Dünyada her gün binlerce insan bel ve sırt ağrısıyla uyanıyor. Ve ne yazık ki bu ağrılar yüzünden bir müddet sonra gündelik rutinini bile sürdüremez hale geliyor. Ağrının insanı sadece fiziksel olarak değil, ruhen de yıprattığı bir gerçek. Ve çoğu zaman elimizde tek çare gibi görünen şey, ilaçlar oluyor.
Ancak ya çözüm bedenimizde değil de zihnimizdeyse?
Geçtiğimiz günlerde yayınlanan dikkat çekici bir araştırma, bu soruyu yeniden gündeme getirdi. Penn State Tıp Fakültesi ve Wisconsin-Madison Üniversitesi’nin yürüttüğü çalışmaya göre, 8 haftalık farkındalık ve bilişsel davranışçı terapi, kronik sırt ağrısı çeken bireylerin hem ağrı seviyelerinde hem de ilaç kullanımında anlamlı azalmalar sağladı.
Üstelik bu etki, sadece kısa süreli bir rahatlama değildi. Araştırmaya katılanların çoğunda 1 yıl boyunca süren kalıcı bir iyileşme gözlemlendi.
İşin ilginç tarafı ise şuydu: Araştırmaya katılan 770 kişi, acı içinde kıvrandığı için en az üç aydır ağır etken maddeli ağrı kesicilere başvuran bireylerdi. Ve onlara ağrılarını "geçirmek" değil, nasıl yaşanacağını öğrenmek öğretildi. Haftada 2 saat grup terapisine katıldılar. Olumsuz düşünceleri dönüştürmeyi, bedenlerini fark etmeyi, ağrıya karşı savaşmak yerine onunla birlikte var olmayı öğrendiler.
Araştırmacılardan Eric Garland, çok net bir şey söylüyor: "Bu terapiler sihirli bir çözüm değil ama insanlara kronik ağrıyla başa çıkmaları için içsel kaynaklar kazandırıyor."
Peki ortaya çıkan sonuç bize neyi anlatıyor? Bu çalışma sanki günümüz modern tıbbının unuttuğu bir şeyi hatırlatıyor: Beden ve zihin ayrı değil. Ağrı sadece kaslarda ya da sinirlerde değil, zihnin en derin kıvrımlarında da yaşıyor.

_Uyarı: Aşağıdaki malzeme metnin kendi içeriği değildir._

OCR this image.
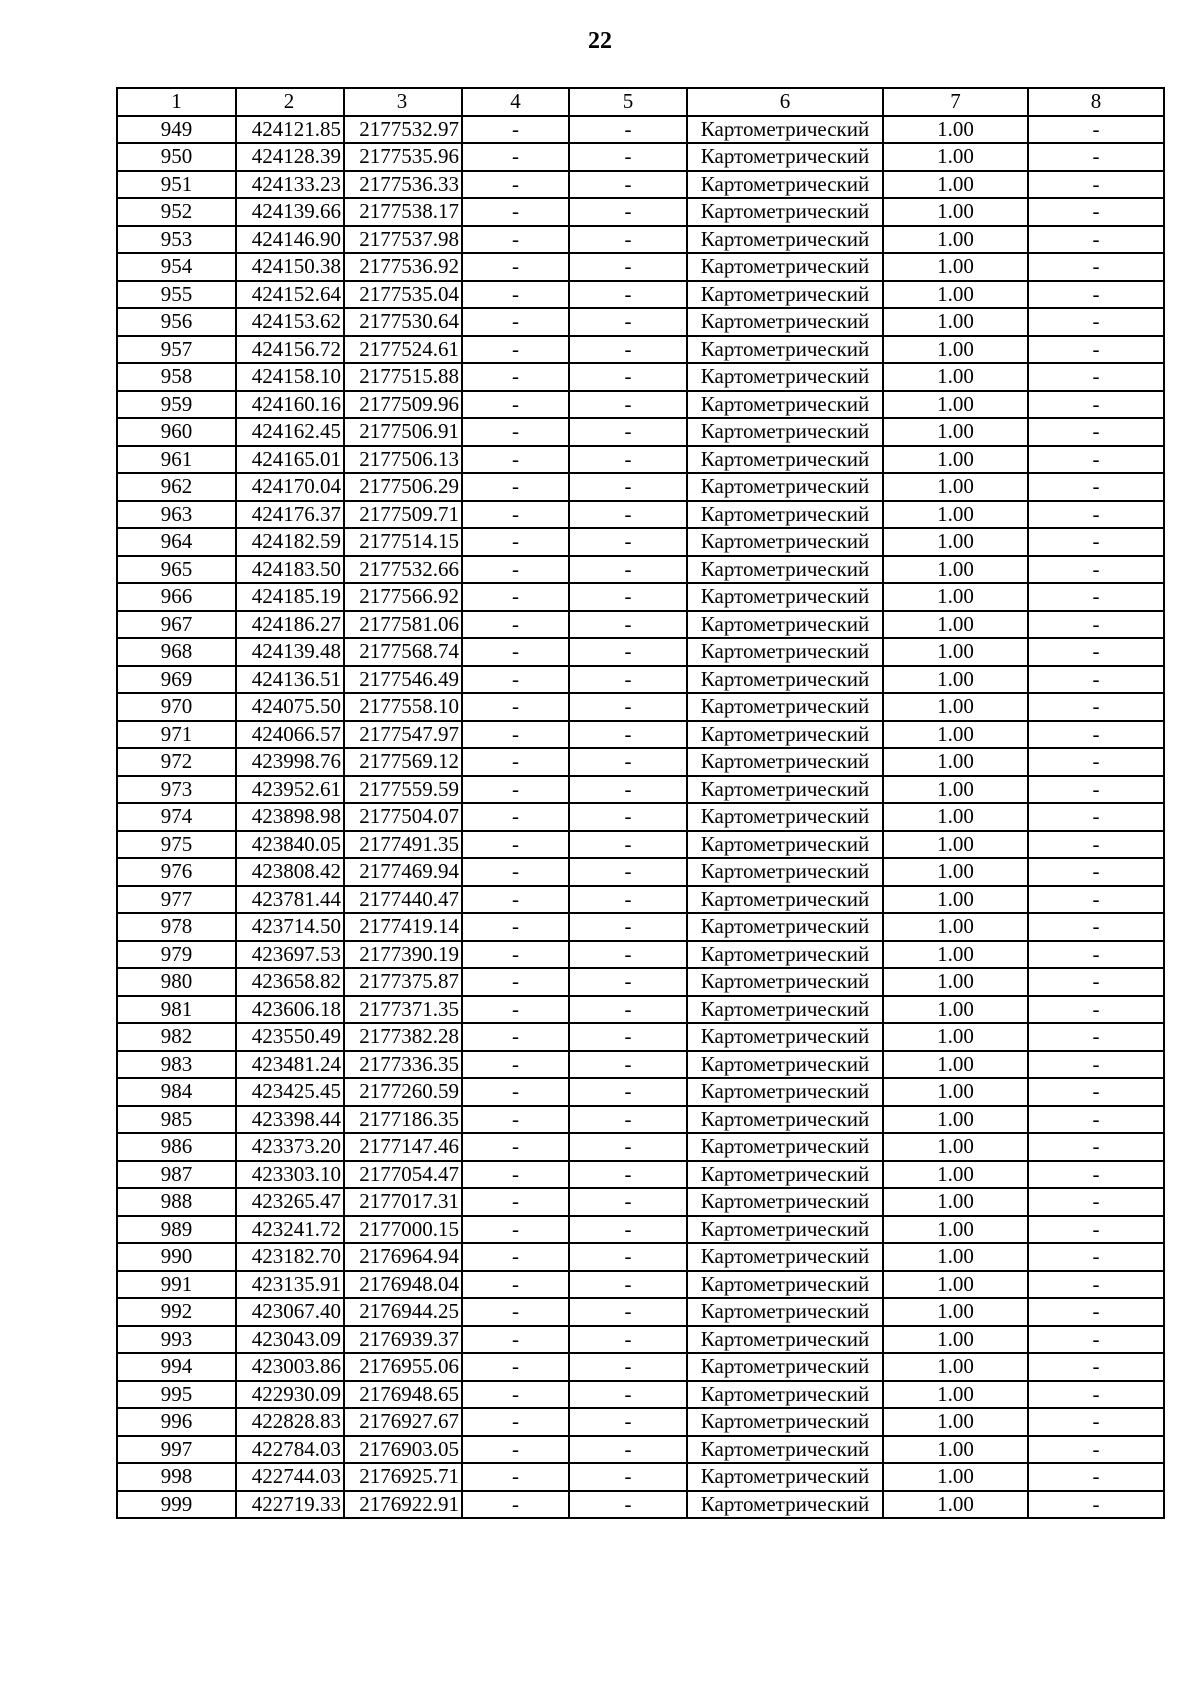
22
1	2	3	4	5	6	7	8
949	424121.85	2177532.97	-	-	Картометрический	1.00	-
950	424128.39	2177535.96	-	-	Картометрический	1.00	-
951	424133.23	2177536.33	-	-	Картометрический	1.00	-
952	424139.66	2177538.17	-	-	Картометрический	1.00	-
953	424146.90	2177537.98	-	-	Картометрический	1.00	-
954	424150.38	2177536.92	-	-	Картометрический	1.00	-
955	424152.64	2177535.04	-	-	Картометрический	1.00	-
956	424153.62	2177530.64	-	-	Картометрический	1.00	-
957	424156.72	2177524.61	-	-	Картометрический	1.00	-
958	424158.10	2177515.88	-	-	Картометрический	1.00	-
959	424160.16	2177509.96	-	-	Картометрический	1.00	-
960	424162.45	2177506.91	-	-	Картометрический	1.00	-
961	424165.01	2177506.13	-	-	Картометрический	1.00	-
962	424170.04	2177506.29	-	-	Картометрический	1.00	-
963	424176.37	2177509.71	-	-	Картометрический	1.00	-
964	424182.59	2177514.15	-	-	Картометрический	1.00	-
965	424183.50	2177532.66	-	-	Картометрический	1.00	-
966	424185.19	2177566.92	-	-	Картометрический	1.00	-
967	424186.27	2177581.06	-	-	Картометрический	1.00	-
968	424139.48	2177568.74	-	-	Картометрический	1.00	-
969	424136.51	2177546.49	-	-	Картометрический	1.00	-
970	424075.50	2177558.10	-	-	Картометрический	1.00	-
971	424066.57	2177547.97	-	-	Картометрический	1.00	-
972	423998.76	2177569.12	-	-	Картометрический	1.00	-
973	423952.61	2177559.59	-	-	Картометрический	1.00	-
974	423898.98	2177504.07	-	-	Картометрический	1.00	-
975	423840.05	2177491.35	-	-	Картометрический	1.00	-
976	423808.42	2177469.94	-	-	Картометрический	1.00	-
977	423781.44	2177440.47	-	-	Картометрический	1.00	-
978	423714.50	2177419.14	-	-	Картометрический	1.00	-
979	423697.53	2177390.19	-	-	Картометрический	1.00	-
980	423658.82	2177375.87	-	-	Картометрический	1.00	-
981	423606.18	2177371.35	-	-	Картометрический	1.00	-
982	423550.49	2177382.28	-	-	Картометрический	1.00	-
983	423481.24	2177336.35	-	-	Картометрический	1.00	-
984	423425.45	2177260.59	-	-	Картометрический	1.00	-
985	423398.44	2177186.35	-	-	Картометрический	1.00	-
986	423373.20	2177147.46	-	-	Картометрический	1.00	-
987	423303.10	2177054.47	-	-	Картометрический	1.00	-
988	423265.47	2177017.31	-	-	Картометрический	1.00	-
989	423241.72	2177000.15	-	-	Картометрический	1.00	-
990	423182.70	2176964.94	-	-	Картометрический	1.00	-
991	423135.91	2176948.04	-	-	Картометрический	1.00	-
992	423067.40	2176944.25	-	-	Картометрический	1.00	-
993	423043.09	2176939.37	-	-	Картометрический	1.00	-
994	423003.86	2176955.06	-	-	Картометрический	1.00	-
995	422930.09	2176948.65	-	-	Картометрический	1.00	-
996	422828.83	2176927.67	-	-	Картометрический	1.00	-
997	422784.03	2176903.05	-	-	Картометрический	1.00	-
998	422744.03	2176925.71	-	-	Картометрический	1.00	-
999	422719.33	2176922.91	-	-	Картометрический	1.00	-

Onu sadece ilaçla bastırmak, bazen daha büyük bir yük haline gelebiliyor.
Bu, elbette herkesin tek başına uygulayabileceği bir yöntem değil. Farkındalık ve bilişsel davranışçı terapinin, uzman rehberliğinde öğrenilmesi gerekiyor. Ancak en azından şunu bilmek umut verici: Ağrıyla baş etmek için elimizde sadece haplar değil, düşünce gücümüz de var.
Belki de artık ağrılarımıza karşı savaşmayı bırakıp, onlarla nasıl yaşayacağımızı öğrenmenin zamanı gelmiştir.